Дилемма Устной истории: сохранять и передавать ли микрознание о стратегиях совладания с историей в виде «моральной ущемленности, скрытых защитных маневров, гнева и стыда» [Assmann, 1999, S. 14] в описании истории, что составляет полноту ее субъективного отражения, или готовить сегменты лишенной субъективности коллективной памяти в копилку культурной памяти сообщества? А. Ассман задается вопросом: должна ли предварительно «история» в головах, сердцах и телах пострадавших сначала умереть, прежде чем она, как Феникс, возродится в качестве науки из пепла исследовательских опытов? Объективность, по Ассман, это не только вопрос метода и критического стандарта, но и мортификация, вымирание, выцветание страдания и ущербности [Ibid.].
Очевидно, что документированная коммуникативная память, которая жива у нескольких поколений, овеществляется при вхождении в культурную память сообщества, объективируясь как нормативный, пограничный или анормативный текст.
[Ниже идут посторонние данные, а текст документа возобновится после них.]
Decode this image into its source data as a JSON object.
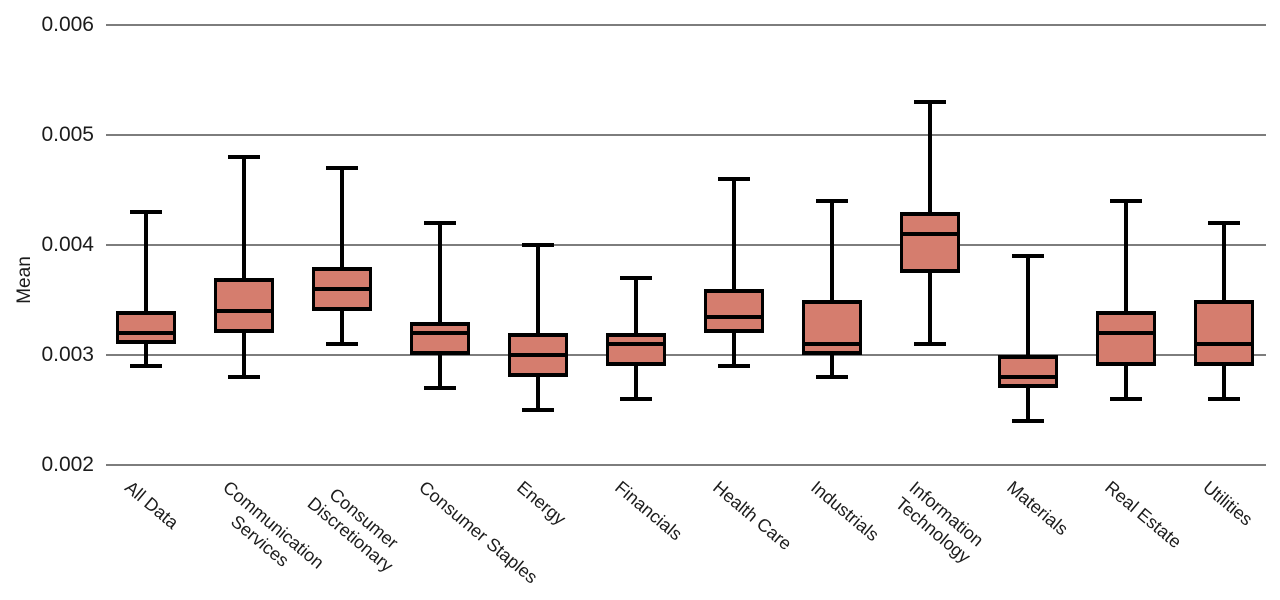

Вопрос только в том, какова та позиция в общем, но не равноценно означенном символическом пространстве культурной памяти, которую займет та или иная коммуникативная память определенной социальной группы. Реабилитация одних с неизбежностью требует развенчания других, поскольку наличие дискурса официальной истории иерархизирует культурное поле по принципу «ближе – дальше».
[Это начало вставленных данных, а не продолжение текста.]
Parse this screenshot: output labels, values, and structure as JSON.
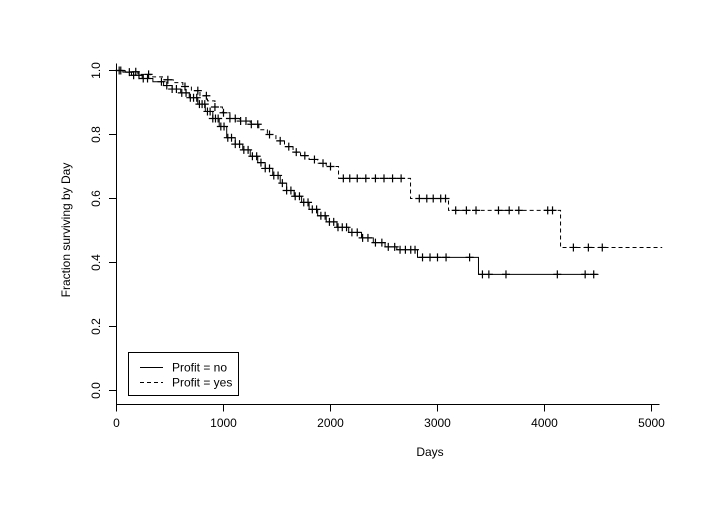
{
  "figure": {
    "background": "#ffffff",
    "line_color": "#000000",
    "text_color": "#000000"
  },
  "chart_data": {
    "type": "line",
    "subtype": "kaplan-meier-survival-step",
    "title": "",
    "xlabel": "Days",
    "ylabel": "Fraction surviving by Day",
    "xlim": [
      0,
      5150
    ],
    "ylim": [
      0,
      1.0
    ],
    "grid": false,
    "x_ticks": {
      "values": [
        0,
        1000,
        2000,
        3000,
        4000,
        5000
      ],
      "labels": [
        "0",
        "1000",
        "2000",
        "3000",
        "4000",
        "5000"
      ]
    },
    "y_ticks": {
      "values": [
        0.0,
        0.2,
        0.4,
        0.6,
        0.8,
        1.0
      ],
      "labels": [
        "0.0",
        "0.2",
        "0.4",
        "0.6",
        "0.8",
        "1.0"
      ]
    },
    "legend": {
      "position": "bottom-left",
      "items": [
        {
          "label": "Profit = no",
          "line_style": "solid"
        },
        {
          "label": "Profit = yes",
          "line_style": "dashed"
        }
      ]
    },
    "series": [
      {
        "name": "Profit = no",
        "line_style": "solid",
        "color": "#000000",
        "end_day": 4505,
        "steps": [
          [
            0,
            1.0
          ],
          [
            60,
            0.995
          ],
          [
            140,
            0.985
          ],
          [
            240,
            0.975
          ],
          [
            340,
            0.965
          ],
          [
            440,
            0.953
          ],
          [
            520,
            0.942
          ],
          [
            600,
            0.93
          ],
          [
            680,
            0.915
          ],
          [
            760,
            0.895
          ],
          [
            830,
            0.872
          ],
          [
            900,
            0.85
          ],
          [
            960,
            0.825
          ],
          [
            1030,
            0.79
          ],
          [
            1110,
            0.77
          ],
          [
            1180,
            0.752
          ],
          [
            1250,
            0.732
          ],
          [
            1320,
            0.712
          ],
          [
            1390,
            0.694
          ],
          [
            1460,
            0.672
          ],
          [
            1530,
            0.648
          ],
          [
            1590,
            0.625
          ],
          [
            1660,
            0.607
          ],
          [
            1730,
            0.588
          ],
          [
            1800,
            0.566
          ],
          [
            1880,
            0.546
          ],
          [
            1960,
            0.527
          ],
          [
            2060,
            0.51
          ],
          [
            2170,
            0.494
          ],
          [
            2290,
            0.477
          ],
          [
            2400,
            0.462
          ],
          [
            2510,
            0.449
          ],
          [
            2620,
            0.44
          ],
          [
            2813,
            0.416
          ],
          [
            3383,
            0.363
          ]
        ],
        "censor_days": [
          25,
          120,
          160,
          210,
          250,
          290,
          420,
          470,
          520,
          560,
          610,
          650,
          690,
          720,
          750,
          775,
          800,
          825,
          850,
          875,
          900,
          925,
          950,
          975,
          1005,
          1040,
          1075,
          1110,
          1150,
          1190,
          1230,
          1270,
          1310,
          1350,
          1390,
          1430,
          1470,
          1510,
          1550,
          1590,
          1630,
          1670,
          1710,
          1750,
          1790,
          1830,
          1870,
          1910,
          1950,
          1990,
          2030,
          2070,
          2110,
          2150,
          2200,
          2250,
          2300,
          2350,
          2420,
          2480,
          2540,
          2600,
          2650,
          2700,
          2750,
          2790,
          2860,
          2930,
          3000,
          3080,
          3300,
          3420,
          3480,
          3640,
          4120,
          4380,
          4460
        ]
      },
      {
        "name": "Profit = yes",
        "line_style": "dashed",
        "color": "#000000",
        "end_day": 5100,
        "steps": [
          [
            0,
            1.0
          ],
          [
            80,
            0.996
          ],
          [
            200,
            0.988
          ],
          [
            320,
            0.98
          ],
          [
            430,
            0.971
          ],
          [
            530,
            0.962
          ],
          [
            620,
            0.95
          ],
          [
            700,
            0.937
          ],
          [
            780,
            0.921
          ],
          [
            850,
            0.905
          ],
          [
            920,
            0.886
          ],
          [
            990,
            0.868
          ],
          [
            1060,
            0.85
          ],
          [
            1150,
            0.842
          ],
          [
            1250,
            0.832
          ],
          [
            1330,
            0.815
          ],
          [
            1410,
            0.8
          ],
          [
            1490,
            0.78
          ],
          [
            1570,
            0.762
          ],
          [
            1650,
            0.745
          ],
          [
            1720,
            0.734
          ],
          [
            1800,
            0.722
          ],
          [
            1880,
            0.71
          ],
          [
            1960,
            0.7
          ],
          [
            2075,
            0.663
          ],
          [
            2748,
            0.6
          ],
          [
            3103,
            0.563
          ],
          [
            4150,
            0.447
          ]
        ],
        "censor_days": [
          40,
          180,
          300,
          480,
          640,
          760,
          840,
          920,
          1000,
          1060,
          1110,
          1160,
          1210,
          1260,
          1320,
          1430,
          1530,
          1610,
          1680,
          1760,
          1850,
          1930,
          2000,
          2120,
          2180,
          2250,
          2330,
          2420,
          2500,
          2580,
          2660,
          2830,
          2900,
          2960,
          3030,
          3075,
          3170,
          3270,
          3360,
          3570,
          3670,
          3760,
          4030,
          4075,
          4270,
          4410,
          4540
        ]
      }
    ]
  }
}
Здесь заключена сложность позиции Устной истории или той ниши культурного поля, на которое она претендует. И еще сложнее она станет со временем, если доминирующие сообщества – не только очевидцы – создадут новые рамки соотнесения или изменят доминантный образец толкования. Ведь последующие поколения будут иметь другие ценности и другой горизонт опыта по сравнению с очевидцами. Тем драматичнее, если написанная, медиально опосредованная, на выставках представленная история выступает чужой или даже враждебной. Для ставших рутинными воспоминаний столь же трагично просто обесценивание пережитого исторического опыта как форма символической смерти.
Эта оспариваемость истории, разорванность различных поколений и социальных групп с собственными переопределяемыми традициями и ставшими самостоятельными мифами «снимается» в единении, реализуемом в стратегиях воспоминаний, а также в создании островков коллективной памяти в виде Фонда жертв Холокоста, «Мемориала», различных биографических архивов. С угасающим воспоминанием очевидца дистанция по отношению к событию становится не только больше, она также изменяет свое качество, которое может быть компенсировано фильмами, мемуарами, выставками, картинами. История девочки по имени Анна Франк заново переживается через поставленный спектакль, переизданный на многих языках мира дневник, позволяя уже далеким от реалий Второй мировой войны поколениям пережить, а не только узнать, как это было.
Это показывает, насколько тесно связаны «история и память», «опыт и история эпохи», насколько актуальны переходы от коммуникативной к культурной памяти и что может быть потеряно, если «насыщенное опытом прошлое» со всеми его стратегиями подавления/овладения прошлым само не становится предметом исследования. Пример такого исследования: документация и анализ воспоминаний еще живых, их передача в «чистое будущее», которое имеет теперь долгую медиальную жизнь и все больше влияет на коллективную память.
Устные историки П. Томпсон, Д. Берто, Г. Элдер, М. Коли, Т. К. Харевен так мотивировали свое участие в этом направлении: «Нашей задачей было заново внести в социологию не «предмет» (который в большей степени является философской категорией), а конкретный опыт людей, погруженных в социальные отношения в историческом контексте. Мы обращались к людям, которых интервьюировали, как к носителям информации о социальных (или, скорее, о социально-исторических) средах, истории жизни которых были запечатлены в этих контекстах в конкретное время (хотя и не обязательно на всю их жизнь). Мы отдавали себе отчет, что люди, от которых мы получали информацию, сообщали нам не только «правду, и ничего, кроме правды». Однако мы полагали, что, собирая множество историй жизни из одной и той же среды, мы сможем обнаружить повторяющиеся модели, относящиеся к коллективным явлениям или разделенному коллективному опыту в конкретной среде. И в самом деле нам впервые удалось описать определенные социальные среды и коллективный опыт. Мы считали, что люди приобретают знания относительно механизмов функционирования среды, в которую они вовлечены. Такое знание социальных процессов и структур, без сомнения, имеет лишь частичный характер, однако его невозможно получить иначе (например, в книгах или архивах). Поэтому с эпистемологической точки зрения представлялось разумным спрашивать людей об их знаниях, чем всегда занимались антропологи. Кроме того, такой подход представлялся нам возможностью по-новому оценить «врожденные» знания, а следовательно, и их носителей. Мы считали это полезным и в «политическом» плане, с точки зрения социальной справедливости и моральной реинтеграции в коллективное сознание членов общества более низких социально-экономических классов» [Bertaux, 1996, p. 2].